Audiences and critics alike praised Netflix’s drug-cartel-themed Narcos to the hilt for its riveting, multilayered storylines, intense performances and the show’s unique look — combining beautiful color-rich imagery of the Colombia setting with shadowy portraiture suggesting the darkness within the characters on both sides of the law. Company 3’s Siggy Ferstl, who colored that series’ three seasons returned to that world for the ten episodes of Narcos: Mexico, which stars Michael Peña and Diego Luna and was overseen by Narcos showrunner Eric Newman. The streaming service recently premiered the season to very strong critical praise.
“We deliberately went with a different look,” says Ferstl, noting that while there are some obvious connections between the Colombian and the Mexican series, cinematographer Luis David Sansans (who shot much of the Colombian series too) wanted a distinctive look for Mexico.
Less focused on colorful beaches and richly verdant Colombian locations, this series, concerning multiple cartels, the Mexican and American governments’ often futile attempts to control the criminal activity, is designed to be grittier. Sansans (Damián García also shares cinematography credit) continued the style of lighting to allow significant contrast in the frame, often with faces or parts of faces receding into shadow, but bright, saturated colors are much more constrained.
“We designed a specific LUT to bring a very film-like look to the show and graded everything through LUT,” Ferstl explains, to hold color and contrast into the ranges a film-shot show would possess.

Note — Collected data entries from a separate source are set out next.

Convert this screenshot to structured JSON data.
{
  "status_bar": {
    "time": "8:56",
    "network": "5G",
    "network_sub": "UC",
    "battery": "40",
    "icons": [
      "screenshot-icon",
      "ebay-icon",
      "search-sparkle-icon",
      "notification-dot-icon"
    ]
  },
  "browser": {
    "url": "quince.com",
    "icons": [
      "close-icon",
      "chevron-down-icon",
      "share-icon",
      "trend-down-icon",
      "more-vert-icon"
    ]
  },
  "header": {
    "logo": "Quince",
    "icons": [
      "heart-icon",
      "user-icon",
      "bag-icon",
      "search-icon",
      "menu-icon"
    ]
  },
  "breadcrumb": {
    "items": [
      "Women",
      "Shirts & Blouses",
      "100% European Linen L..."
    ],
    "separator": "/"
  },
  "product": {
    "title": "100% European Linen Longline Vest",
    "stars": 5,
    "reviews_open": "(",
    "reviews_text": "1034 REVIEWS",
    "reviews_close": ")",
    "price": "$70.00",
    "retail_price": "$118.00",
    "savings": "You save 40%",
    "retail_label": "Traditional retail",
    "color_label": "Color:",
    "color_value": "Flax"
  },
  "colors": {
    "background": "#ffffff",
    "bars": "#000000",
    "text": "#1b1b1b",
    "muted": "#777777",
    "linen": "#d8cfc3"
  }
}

Ironically, Narcos: Mexico is the first of the Narcos shows to be mastered in high dynamic range (Dolby Vision), which technically allows for the kind of bolder highlights and more saturated colors featured so prominently in the Colombia series. Ferstl, who pushed those boundaries for the Dolby Vision version of Netflix’s Lost in Space, explains that viewers can still experience the HDR enhancements without pushing them to their extreme; “It’s all about how the filmmakers want to use it. For Narcos: Mexico the HDR version still has a wider gamut and broader range, but we retain the feel of film. HDR lets you show more detail in the highlights, but our intention was always to preserve more the feel of film.”
To further enhance the cinematic feel, he also added layers of grain into the imagery via DaVinci Resolve’s Open FX toolset. Grain added in post can sometimes have a flat, artificial feeling, but this tool allowed Ferstl to dial it up or down based on image characteristics. “You see grain where you would really see it and not where you wouldn’t,” he says.
“I completely enjoyed working on both series,” Ferstl sums up. “They’re an amazing, talented and collaborative group.”
(For those curious to see how Dolby Vision might enhance the Colombia-set Narcos, Company 3 is currently remastering them all.)